I have a 3GB parquet file in GCS I am trying to load into a BigQuery table. I see two errors related to the job on the console:
Resources exceeded during query execution: The query could not be executed in the allotted memory. Peak usage: 101% of limit. Top memory consumer(s): input table/file scan: 100%
Error while reading data, error message: Failed to read a column from Parquet file gs://<redacted>data.parquet: row_group_index = 0, column = 6. Exception message: Unknown error: CANCELLED: . Detail: CANCELLED: File: gs://<redacted>/data.parquet
The file is being written from a pyarrow table. I have tried adjusting `row_group_size` down to 10 thousand rows and that has not seemed to help.

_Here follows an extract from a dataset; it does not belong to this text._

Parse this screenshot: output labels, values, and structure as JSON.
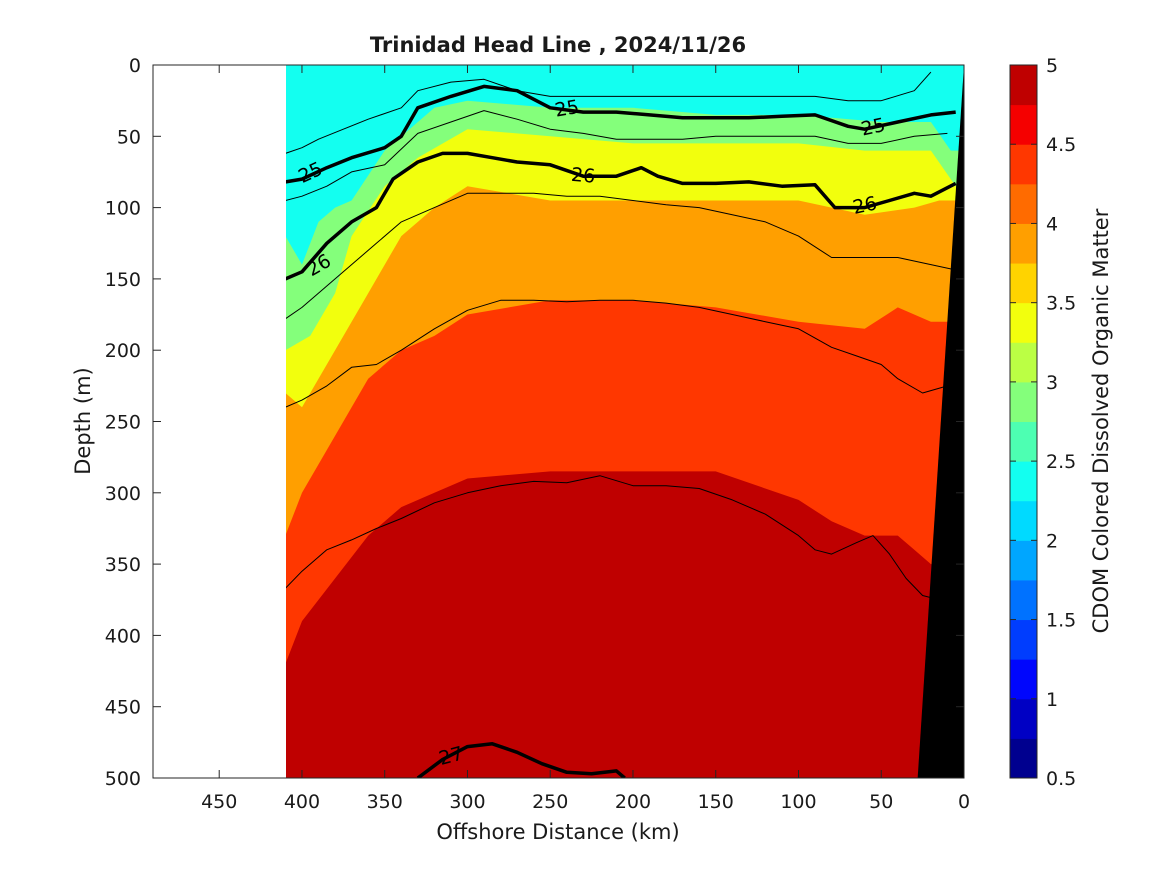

required group field_id=-1 schema {
required binary field_id=-1 observation_id (String);
required binary field_id=-1 exposure_id (String);
required double field_id=-1 mjd;
required double field_id=-1 ra;
optional double field_id=-1 ra_sigma;
required double field_id=-1 dec;
optional double field_id=-1 dec_sigma;
optional double field_id=-1 mag;
optional double field_id=-1 mag_sigma;
required binary field_id=-1 observatory_code (String);
}
The docs only state maximum row size of 50MB (https://cloud.google.com/bigquery/docs/loading-data-cloud-storage-parquet). There is no way a row or even a row group of 10,000 is near that size.
Any guidance would be appreciated.